After hearing of the horrendous shootings in a Colorado movie theater, I mentioned to my wife Liz that "At least no one has mentioned the 'A word'". "What?" she said. "You know, said that the shooter was autistic".
The next day, I hear that news commentator Joe Scarborough said,
"As soon as I hear about this shooting, I knew who it was. I knew it was a young, white male, probably from an affluent neighborhood, disconnected from society — it happens time and time again. Most of it has to do with mental health; you have these people that are somewhere, I believe, on the autism scale," said Scarborough, whose son has Asperger's syndrome. "I don't know if that's the case here, but it happens more often than not.

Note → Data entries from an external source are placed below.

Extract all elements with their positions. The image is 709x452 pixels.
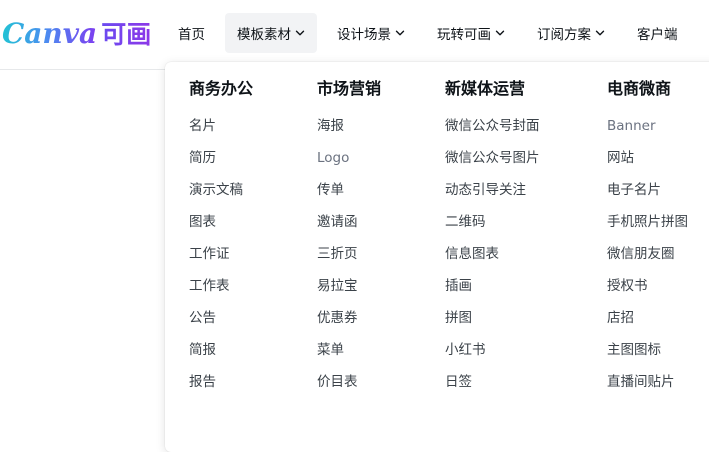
column-title: 商务办公 bbox=[189, 79, 254, 98]
nav-item-label: 模板素材 bbox=[237, 27, 291, 43]
nav-item-templates[interactable]: 模板素材 bbox=[225, 13, 317, 53]
column-title: 市场营销 bbox=[317, 79, 382, 98]
nav-item-pricing[interactable]: 订阅方案 bbox=[525, 13, 617, 53]
menu-item[interactable]: 插画 bbox=[445, 272, 540, 304]
nav-item-label: 订阅方案 bbox=[537, 27, 591, 43]
menu-item[interactable]: 授权书 bbox=[607, 272, 688, 304]
menu-item[interactable]: 拼图 bbox=[445, 304, 540, 336]
menu-item[interactable]: 名片 bbox=[189, 112, 253, 144]
nav-item-download-client[interactable]: 客户端 bbox=[625, 13, 690, 53]
menu-item[interactable]: 传单 bbox=[317, 176, 381, 208]
menu-item[interactable]: 简报 bbox=[189, 336, 253, 368]
logo-chinese-wordmark: 可画 bbox=[101, 15, 151, 51]
menu-item[interactable]: 优惠券 bbox=[317, 304, 381, 336]
menu-item[interactable]: 菜单 bbox=[317, 336, 381, 368]
menu-item[interactable]: Logo bbox=[317, 144, 381, 176]
menu-item[interactable]: 工作证 bbox=[189, 240, 253, 272]
logo-wordmark: Canva bbox=[2, 16, 98, 50]
nav-item-label: 设计场景 bbox=[337, 27, 391, 43]
menu-item[interactable]: 三折页 bbox=[317, 240, 381, 272]
nav-item-label: 玩转可画 bbox=[437, 27, 491, 43]
nav-item-design-scenes[interactable]: 设计场景 bbox=[325, 13, 417, 53]
menu-item[interactable]: 图表 bbox=[189, 208, 253, 240]
chevron-down-icon bbox=[295, 28, 305, 38]
menu-item[interactable]: 信息图表 bbox=[445, 240, 540, 272]
menu-item[interactable]: 价目表 bbox=[317, 368, 381, 400]
menu-item[interactable]: 海报 bbox=[317, 112, 381, 144]
nav-item-label: 客户端 bbox=[637, 27, 678, 43]
chevron-down-icon bbox=[495, 28, 505, 38]
menu-item[interactable]: 日签 bbox=[445, 368, 540, 400]
menu-item[interactable]: Banner bbox=[607, 112, 688, 144]
menu-item[interactable]: 网站 bbox=[607, 144, 688, 176]
nav-item-home[interactable]: 首页 bbox=[166, 13, 217, 53]
menu-item[interactable]: 易拉宝 bbox=[317, 272, 381, 304]
menu-item[interactable]: 简历 bbox=[189, 144, 253, 176]
dropdown-column-business: 商务办公 名片 简历 演示文稿 图表 工作证 工作表 公告 简报 报告 bbox=[189, 78, 253, 400]
top-navigation-bar: Canva 可画 首页 模板素材 设计场景 玩转可画 订阅方案 客户端 bbox=[0, 0, 709, 70]
chevron-down-icon bbox=[395, 28, 405, 38]
menu-item[interactable]: 演示文稿 bbox=[189, 176, 253, 208]
column-title: 电商微商 bbox=[607, 79, 672, 98]
menu-item[interactable]: 邀请函 bbox=[317, 208, 381, 240]
menu-item[interactable]: 微信公众号封面 bbox=[445, 112, 540, 144]
main-nav: 首页 模板素材 设计场景 玩转可画 订阅方案 客户端 bbox=[166, 13, 698, 53]
chevron-down-icon bbox=[595, 28, 605, 38]
templates-dropdown-menu: 商务办公 名片 简历 演示文稿 图表 工作证 工作表 公告 简报 报告 市场营销… bbox=[165, 62, 709, 452]
menu-item[interactable]: 公告 bbox=[189, 304, 253, 336]
menu-item[interactable]: 报告 bbox=[189, 368, 253, 400]
nav-item-explore-canva[interactable]: 玩转可画 bbox=[425, 13, 517, 53]
menu-item[interactable]: 直播间贴片 bbox=[607, 368, 688, 400]
menu-item[interactable]: 主图图标 bbox=[607, 336, 688, 368]
canva-logo[interactable]: Canva 可画 bbox=[2, 13, 151, 53]
menu-item[interactable]: 店招 bbox=[607, 304, 688, 336]
menu-item[interactable]: 手机照片拼图 bbox=[607, 208, 688, 240]
column-title: 新媒体运营 bbox=[445, 79, 526, 98]
menu-item[interactable]: 二维码 bbox=[445, 208, 540, 240]
menu-item[interactable]: 电子名片 bbox=[607, 176, 688, 208]
menu-item[interactable]: 动态引导关注 bbox=[445, 176, 540, 208]
menu-item[interactable]: 工作表 bbox=[189, 272, 253, 304]
dropdown-column-new-media: 新媒体运营 微信公众号封面 微信公众号图片 动态引导关注 二维码 信息图表 插画… bbox=[445, 78, 540, 400]
menu-item[interactable]: 微信公众号图片 bbox=[445, 144, 540, 176]
menu-item[interactable]: 微信朋友圈 bbox=[607, 240, 688, 272]
nav-item-label: 首页 bbox=[178, 27, 205, 43]
menu-item[interactable]: 小红书 bbox=[445, 336, 540, 368]
dropdown-column-marketing: 市场营销 海报 Logo 传单 邀请函 三折页 易拉宝 优惠券 菜单 价目表 bbox=[317, 78, 381, 400]
dropdown-column-ecommerce: 电商微商 Banner 网站 电子名片 手机照片拼图 微信朋友圈 授权书 店招 … bbox=[607, 78, 688, 400]
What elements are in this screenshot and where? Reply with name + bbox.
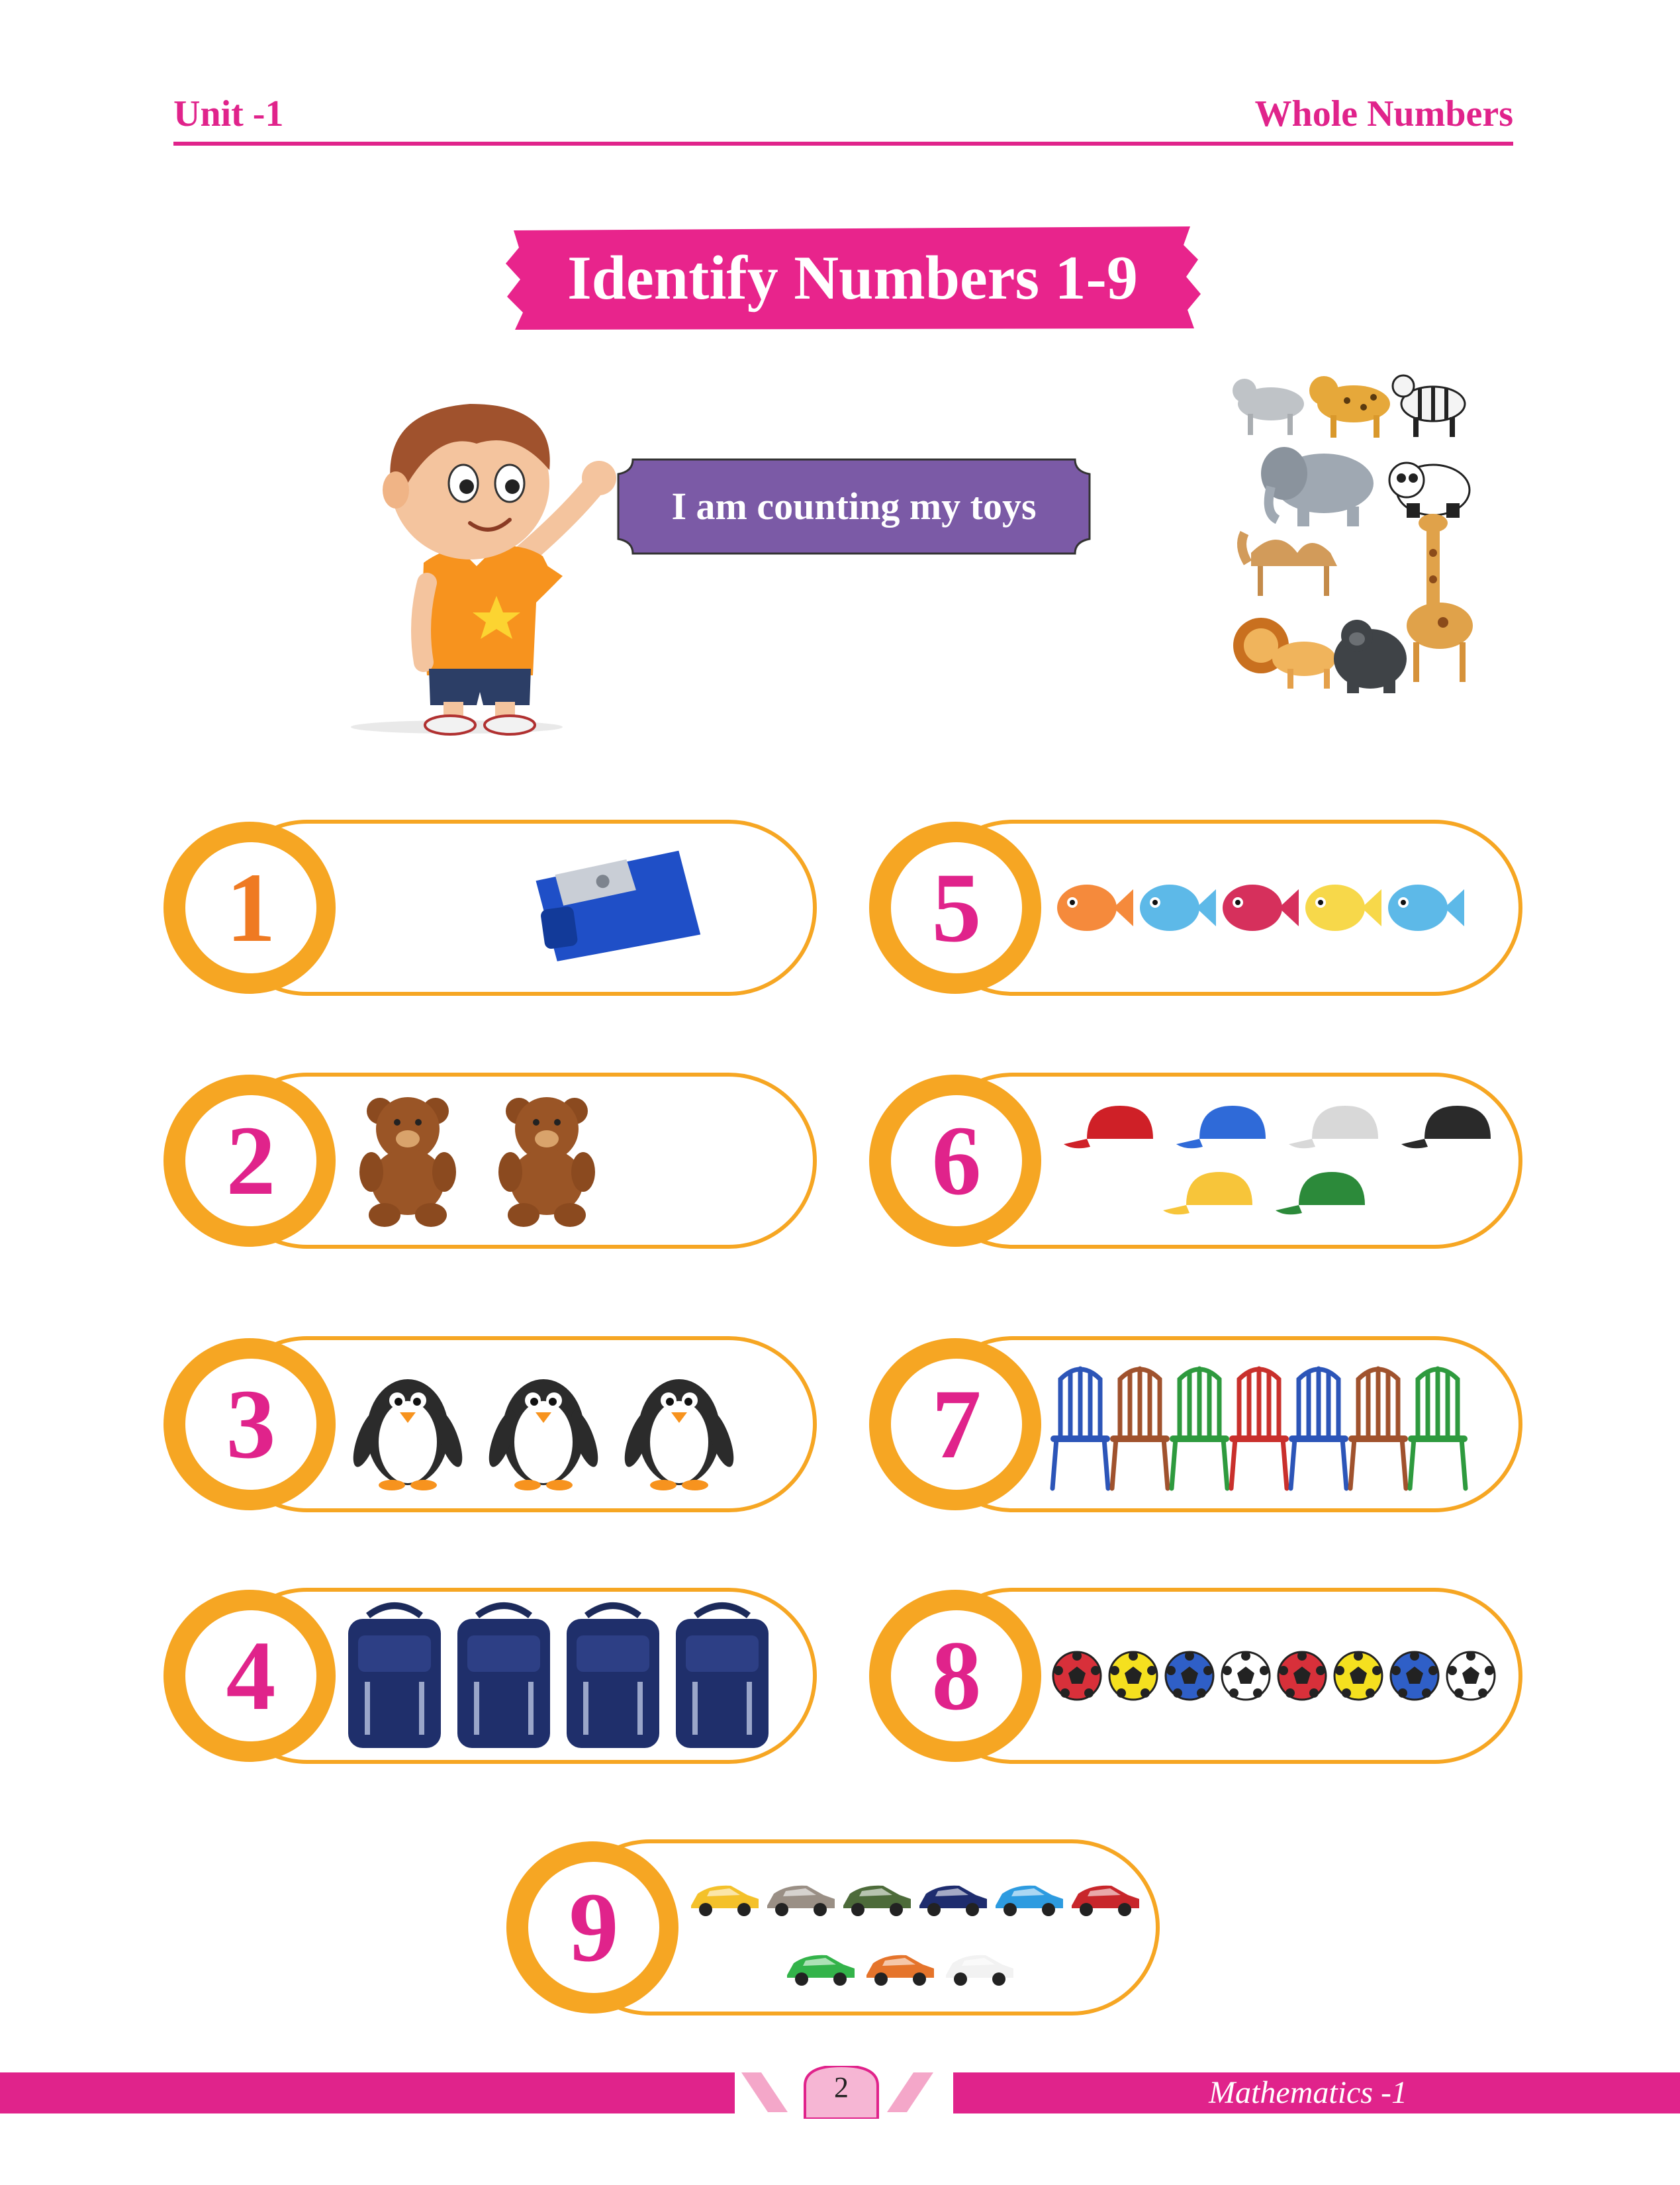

People that can walk around in society, they can function on college campuses — they can even excel on college campuses — but are socially disconnected."
While I've come to expect such drivel from uniformed people that lump all seemingly similar things together, do I really want to get the same stuff from someone who is the father of someone on the autism
Well, old Joe felt the heat after his comments, and has backpedaled.
But that's not what bothers me.
What bothers me is that Joe Scarborough has outed himself as one wholly disconnected father. I mean, come on. Who that has someone autistic in their family refers to them as being on the autism scale? I mean, what responsible parent hasn't been to enough IEP meetings, read enough literature, talked enough to know that it's the autism spectrum? And who, who has a son that struggles to be understood and to fit in, would even think of associating autism with what happened in Colorado? I mean, how exactly will such comments lead to greater understanding and acceptance of those who are autistic?
Joe's phoning it in. It appears he's the dad that mothers all complain about. The one that disengages, backs off, and lets mom handle it. The ugly, stereotypical disconnected dad.
I'm sorry for Joe, and more sorry for Mrs. Scarborough and their son.